Нет, так как был не в состоянии делать это без многих сообщников, которые служили бы ему преемственно то в Сомюре, то в Париже, изумительно разбрасывая целые транспорты пасквилей; таких пособников, у которых достало бы храбрости работать на него даже после ареста и привлечения к опасному делу его самого, изгнания, под смутным подозрением, Юлии Женье, заключения в тюрьму и предания суду Самуила Жильерона; когда ла Ронсьер уже был окружен неусыпным, двойным надзором стражи и общественного мнения и когда, без гроша в кармане, ему приходилось бы оплачивать услуги этих помощников на вес золота.
Он ли автор подметных писем?
Нет. Четыре сведущих лица удостоверили, что это не его рука, а простые соображения, мною вам приведенные, доказывают, что он и не мог писать их.
Еще раз, он ли сочинял пасквили?
Нет, ибо в его личной переписке усматриваются такие ошибки, которых найти в пасквилях невозможно. Однако есть другие улики, которых нельзя оставить без внимания!

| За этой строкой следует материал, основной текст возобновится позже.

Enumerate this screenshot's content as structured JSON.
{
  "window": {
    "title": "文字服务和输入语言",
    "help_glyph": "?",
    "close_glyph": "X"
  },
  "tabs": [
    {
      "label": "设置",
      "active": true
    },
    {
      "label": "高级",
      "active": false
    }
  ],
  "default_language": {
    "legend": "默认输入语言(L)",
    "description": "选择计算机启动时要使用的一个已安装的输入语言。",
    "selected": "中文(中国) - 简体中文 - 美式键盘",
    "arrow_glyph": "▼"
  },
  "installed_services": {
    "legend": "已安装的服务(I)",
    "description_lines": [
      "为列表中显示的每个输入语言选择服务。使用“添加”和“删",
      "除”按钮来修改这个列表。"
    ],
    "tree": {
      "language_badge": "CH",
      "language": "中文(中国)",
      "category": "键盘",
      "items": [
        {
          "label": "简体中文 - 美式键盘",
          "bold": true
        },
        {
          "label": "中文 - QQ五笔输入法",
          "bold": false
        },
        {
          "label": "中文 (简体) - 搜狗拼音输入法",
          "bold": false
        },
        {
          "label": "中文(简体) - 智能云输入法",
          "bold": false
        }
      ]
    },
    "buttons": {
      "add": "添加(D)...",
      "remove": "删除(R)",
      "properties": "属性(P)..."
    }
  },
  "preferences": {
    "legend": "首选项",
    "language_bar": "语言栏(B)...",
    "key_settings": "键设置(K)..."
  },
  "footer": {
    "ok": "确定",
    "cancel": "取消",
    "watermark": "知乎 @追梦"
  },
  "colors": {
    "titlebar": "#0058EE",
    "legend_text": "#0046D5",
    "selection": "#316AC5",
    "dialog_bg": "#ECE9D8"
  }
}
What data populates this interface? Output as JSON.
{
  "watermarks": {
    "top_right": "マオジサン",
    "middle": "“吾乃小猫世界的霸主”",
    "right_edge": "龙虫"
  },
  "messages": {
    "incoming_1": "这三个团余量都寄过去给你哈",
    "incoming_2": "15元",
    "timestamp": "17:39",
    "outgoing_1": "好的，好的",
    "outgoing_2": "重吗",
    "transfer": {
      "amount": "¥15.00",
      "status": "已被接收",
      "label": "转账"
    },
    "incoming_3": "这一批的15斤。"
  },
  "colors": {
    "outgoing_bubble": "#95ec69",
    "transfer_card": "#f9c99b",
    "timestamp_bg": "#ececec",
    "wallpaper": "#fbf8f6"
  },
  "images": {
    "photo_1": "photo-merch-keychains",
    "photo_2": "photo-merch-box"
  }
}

Займемся, во-первых, сценой изгнания ла Ронсьер из гостиной генерала 21 сентября. Возмущенный пасквилями и подозревая этого офицера, Морель вдруг видит его у себя и, как вы знаете, допрашивает еще в передней через капитана Жакемэна. Странная, заметим между прочим, идея, непостижимая дерзость! Явиться в дом, отравленный его гнусными выходками, участвовать в общем веселье и сохранять спокойствие?! Где нахал, который осмелился бы так издеваться над горем отца, в такой мере презирать гнев старого солдата? Где он, спрашиваю я вас? Тем не менее обвиняемый идет именно на это, и… генерал его гонит вон; момент, когда всякая мелочь приобретает значение, и вот первая улика, бросаемая ла Ронсьеру в глаза (подробности изложил здесь свидетель Аккерман восемь месяцев позднее события, хотя в его собственных показаниях следователю на них нет и намека).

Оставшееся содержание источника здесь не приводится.